Он всё-таки поймал её, притянул к себе, хотел с силой прижать, но осторожно обнял, и долго целовал открывшиеся навстречу губы. Понимая, что это уже не только его, ему придётся делиться с этим с сыном или с дочерью: Какая разница? - нежно припал к соску, погладил напрягшуюся под его ласкающим языком грудь, медленно целовал, гладил, ласкал, боясь посильнее прижать, причинить боль.
Он впервые боролся со сжигающей его страстью, укрощая нетерпеливо трясущиеся руки, знал, что где-то  внутри этого, такого желанного тела, уже дышит, развивается человек – его ребёнок. Она отвечала на каждый его вздох, на каждое прикосновение и он, наконец, понял, что прижимает к себе половинку, а он эгоист, он не может причинить боль половинке, половинке себя!

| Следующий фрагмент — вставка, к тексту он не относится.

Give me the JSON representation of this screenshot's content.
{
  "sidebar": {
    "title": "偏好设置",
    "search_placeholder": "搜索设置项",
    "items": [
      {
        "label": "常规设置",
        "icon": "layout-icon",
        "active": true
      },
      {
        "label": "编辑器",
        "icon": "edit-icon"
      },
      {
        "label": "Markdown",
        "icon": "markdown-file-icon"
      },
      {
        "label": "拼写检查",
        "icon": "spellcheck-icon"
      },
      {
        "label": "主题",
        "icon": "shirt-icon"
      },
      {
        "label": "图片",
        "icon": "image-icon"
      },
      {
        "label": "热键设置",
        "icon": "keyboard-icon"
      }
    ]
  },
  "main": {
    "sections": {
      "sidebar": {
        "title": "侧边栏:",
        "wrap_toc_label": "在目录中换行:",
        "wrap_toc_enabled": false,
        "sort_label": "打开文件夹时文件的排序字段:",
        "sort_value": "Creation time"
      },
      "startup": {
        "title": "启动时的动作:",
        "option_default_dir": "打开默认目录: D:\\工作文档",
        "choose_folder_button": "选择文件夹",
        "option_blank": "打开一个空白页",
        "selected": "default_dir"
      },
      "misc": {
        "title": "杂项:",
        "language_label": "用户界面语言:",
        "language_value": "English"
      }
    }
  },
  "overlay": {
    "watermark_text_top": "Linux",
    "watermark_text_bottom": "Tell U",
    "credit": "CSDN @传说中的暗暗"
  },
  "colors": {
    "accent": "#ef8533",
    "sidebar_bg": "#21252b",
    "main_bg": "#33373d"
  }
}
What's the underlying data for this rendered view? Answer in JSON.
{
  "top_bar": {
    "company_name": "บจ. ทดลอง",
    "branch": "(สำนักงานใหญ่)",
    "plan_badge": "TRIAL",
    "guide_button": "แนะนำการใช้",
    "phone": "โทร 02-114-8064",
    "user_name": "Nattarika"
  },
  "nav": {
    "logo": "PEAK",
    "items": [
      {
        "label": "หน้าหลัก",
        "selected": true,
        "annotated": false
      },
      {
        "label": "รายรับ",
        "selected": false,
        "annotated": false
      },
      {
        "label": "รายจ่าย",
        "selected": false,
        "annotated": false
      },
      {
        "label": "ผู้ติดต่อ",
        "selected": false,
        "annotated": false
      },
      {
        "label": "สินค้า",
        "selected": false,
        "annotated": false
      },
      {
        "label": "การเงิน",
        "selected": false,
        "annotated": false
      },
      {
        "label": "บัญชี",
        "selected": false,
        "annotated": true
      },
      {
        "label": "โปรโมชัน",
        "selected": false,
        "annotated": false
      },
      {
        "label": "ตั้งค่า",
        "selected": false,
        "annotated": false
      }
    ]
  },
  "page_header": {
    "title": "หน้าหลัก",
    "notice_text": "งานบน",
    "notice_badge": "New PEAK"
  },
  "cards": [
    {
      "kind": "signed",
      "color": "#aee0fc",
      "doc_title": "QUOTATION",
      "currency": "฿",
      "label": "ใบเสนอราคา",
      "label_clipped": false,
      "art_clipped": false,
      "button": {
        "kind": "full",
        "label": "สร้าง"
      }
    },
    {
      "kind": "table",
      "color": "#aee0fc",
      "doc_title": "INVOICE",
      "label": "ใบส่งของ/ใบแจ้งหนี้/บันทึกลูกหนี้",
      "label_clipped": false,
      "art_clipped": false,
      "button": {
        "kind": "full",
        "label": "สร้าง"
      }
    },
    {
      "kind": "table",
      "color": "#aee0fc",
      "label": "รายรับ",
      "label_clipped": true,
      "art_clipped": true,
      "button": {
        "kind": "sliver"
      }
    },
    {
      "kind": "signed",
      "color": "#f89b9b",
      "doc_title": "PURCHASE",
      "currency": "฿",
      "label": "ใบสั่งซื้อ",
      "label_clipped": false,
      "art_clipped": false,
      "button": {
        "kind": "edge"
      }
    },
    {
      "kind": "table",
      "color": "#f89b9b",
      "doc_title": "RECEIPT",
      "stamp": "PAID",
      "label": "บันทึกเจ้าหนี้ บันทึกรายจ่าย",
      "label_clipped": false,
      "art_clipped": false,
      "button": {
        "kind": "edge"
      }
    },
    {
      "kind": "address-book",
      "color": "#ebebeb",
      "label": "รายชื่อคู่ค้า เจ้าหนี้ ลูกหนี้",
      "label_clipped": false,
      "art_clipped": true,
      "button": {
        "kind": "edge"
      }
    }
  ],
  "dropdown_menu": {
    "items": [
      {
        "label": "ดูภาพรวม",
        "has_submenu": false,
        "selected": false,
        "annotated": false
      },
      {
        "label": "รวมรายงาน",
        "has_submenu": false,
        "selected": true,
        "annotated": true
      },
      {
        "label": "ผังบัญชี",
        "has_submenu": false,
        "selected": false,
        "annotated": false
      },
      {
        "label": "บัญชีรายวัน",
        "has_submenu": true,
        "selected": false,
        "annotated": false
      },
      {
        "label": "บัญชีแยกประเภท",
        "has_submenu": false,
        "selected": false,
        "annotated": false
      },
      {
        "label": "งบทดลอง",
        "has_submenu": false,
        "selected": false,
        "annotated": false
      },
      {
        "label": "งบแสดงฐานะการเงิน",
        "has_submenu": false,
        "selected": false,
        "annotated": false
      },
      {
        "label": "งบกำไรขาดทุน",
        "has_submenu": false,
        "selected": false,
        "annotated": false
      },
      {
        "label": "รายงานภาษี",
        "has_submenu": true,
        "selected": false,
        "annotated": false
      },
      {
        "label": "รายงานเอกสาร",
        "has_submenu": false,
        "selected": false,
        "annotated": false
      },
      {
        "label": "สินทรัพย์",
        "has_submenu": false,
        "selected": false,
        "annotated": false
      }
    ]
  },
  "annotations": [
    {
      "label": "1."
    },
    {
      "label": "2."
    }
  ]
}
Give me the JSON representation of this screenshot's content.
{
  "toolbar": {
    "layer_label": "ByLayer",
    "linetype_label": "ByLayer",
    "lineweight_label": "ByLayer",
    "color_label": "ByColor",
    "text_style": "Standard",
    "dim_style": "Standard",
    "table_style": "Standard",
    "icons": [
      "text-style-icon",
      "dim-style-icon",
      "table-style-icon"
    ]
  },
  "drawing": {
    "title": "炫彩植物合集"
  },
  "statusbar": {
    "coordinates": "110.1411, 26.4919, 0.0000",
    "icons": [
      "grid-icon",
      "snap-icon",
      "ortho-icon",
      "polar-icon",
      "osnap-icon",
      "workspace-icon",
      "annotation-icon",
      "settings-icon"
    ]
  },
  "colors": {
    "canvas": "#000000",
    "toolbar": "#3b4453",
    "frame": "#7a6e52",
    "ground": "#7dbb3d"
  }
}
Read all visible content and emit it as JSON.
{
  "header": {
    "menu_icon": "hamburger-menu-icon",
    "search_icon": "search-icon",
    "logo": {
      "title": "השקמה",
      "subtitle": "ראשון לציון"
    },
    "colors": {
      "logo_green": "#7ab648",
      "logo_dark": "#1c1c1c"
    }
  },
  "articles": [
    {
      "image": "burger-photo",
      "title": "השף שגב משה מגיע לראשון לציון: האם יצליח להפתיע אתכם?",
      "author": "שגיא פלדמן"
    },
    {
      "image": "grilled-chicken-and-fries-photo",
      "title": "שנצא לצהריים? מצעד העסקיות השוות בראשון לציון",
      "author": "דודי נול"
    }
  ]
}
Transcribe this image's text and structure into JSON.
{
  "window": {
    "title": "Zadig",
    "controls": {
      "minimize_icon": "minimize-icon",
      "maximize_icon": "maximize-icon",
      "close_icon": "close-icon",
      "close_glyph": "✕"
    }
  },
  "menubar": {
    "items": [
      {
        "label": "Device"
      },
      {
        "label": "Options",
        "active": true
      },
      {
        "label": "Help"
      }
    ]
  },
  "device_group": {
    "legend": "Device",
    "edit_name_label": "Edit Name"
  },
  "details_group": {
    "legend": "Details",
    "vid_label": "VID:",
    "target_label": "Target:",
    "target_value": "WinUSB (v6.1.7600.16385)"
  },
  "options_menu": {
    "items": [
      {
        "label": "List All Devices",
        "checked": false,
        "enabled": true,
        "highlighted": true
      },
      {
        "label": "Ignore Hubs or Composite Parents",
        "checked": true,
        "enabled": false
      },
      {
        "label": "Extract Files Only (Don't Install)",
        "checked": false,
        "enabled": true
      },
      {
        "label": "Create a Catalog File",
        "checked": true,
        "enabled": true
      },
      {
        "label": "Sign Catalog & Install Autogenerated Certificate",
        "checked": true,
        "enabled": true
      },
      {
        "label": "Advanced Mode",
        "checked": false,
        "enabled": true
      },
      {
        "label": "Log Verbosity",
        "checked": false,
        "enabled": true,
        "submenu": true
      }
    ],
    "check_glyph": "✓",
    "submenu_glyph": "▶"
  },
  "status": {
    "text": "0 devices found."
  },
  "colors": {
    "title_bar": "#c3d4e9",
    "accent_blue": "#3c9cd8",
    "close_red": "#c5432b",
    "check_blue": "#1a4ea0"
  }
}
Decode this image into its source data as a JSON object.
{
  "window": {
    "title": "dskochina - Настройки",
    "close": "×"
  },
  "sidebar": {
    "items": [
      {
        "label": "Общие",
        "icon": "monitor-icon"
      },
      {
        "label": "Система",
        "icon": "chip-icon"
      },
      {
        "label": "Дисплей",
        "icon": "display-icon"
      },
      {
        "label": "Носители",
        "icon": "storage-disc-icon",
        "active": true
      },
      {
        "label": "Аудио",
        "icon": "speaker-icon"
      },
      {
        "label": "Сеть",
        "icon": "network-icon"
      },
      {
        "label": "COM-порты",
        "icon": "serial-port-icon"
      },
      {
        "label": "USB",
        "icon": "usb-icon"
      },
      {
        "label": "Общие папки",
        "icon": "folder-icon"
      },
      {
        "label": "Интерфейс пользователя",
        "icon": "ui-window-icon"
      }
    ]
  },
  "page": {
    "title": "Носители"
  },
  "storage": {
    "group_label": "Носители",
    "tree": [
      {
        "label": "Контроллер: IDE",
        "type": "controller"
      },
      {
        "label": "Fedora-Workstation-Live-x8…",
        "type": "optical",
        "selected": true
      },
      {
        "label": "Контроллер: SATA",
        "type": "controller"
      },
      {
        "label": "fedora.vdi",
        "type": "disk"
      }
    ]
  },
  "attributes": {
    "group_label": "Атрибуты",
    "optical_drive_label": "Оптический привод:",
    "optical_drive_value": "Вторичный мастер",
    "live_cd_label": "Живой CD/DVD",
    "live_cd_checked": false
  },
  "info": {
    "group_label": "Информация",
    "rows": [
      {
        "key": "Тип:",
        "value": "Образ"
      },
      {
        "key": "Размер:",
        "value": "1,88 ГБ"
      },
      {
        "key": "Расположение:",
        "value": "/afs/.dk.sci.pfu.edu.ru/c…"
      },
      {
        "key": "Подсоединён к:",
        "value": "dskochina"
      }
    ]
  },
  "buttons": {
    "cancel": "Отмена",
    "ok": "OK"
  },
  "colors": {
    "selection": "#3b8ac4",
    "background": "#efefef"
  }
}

Потом он всё-таки потерял контроль, потому, что она стонала и выгибалась, прижимаясь к нему, брала его целиком, всего, без остатка, и отдавала, отдавала, отдавала ему себя.
Прошептала:
• Мне хорошо Сашенька…
И заглушая её шёпот, Александр удовлетворённо прохрипел в сведенные наслаждением губы:
• Я люблю тебя!!! Я люблю тебя Машка!!!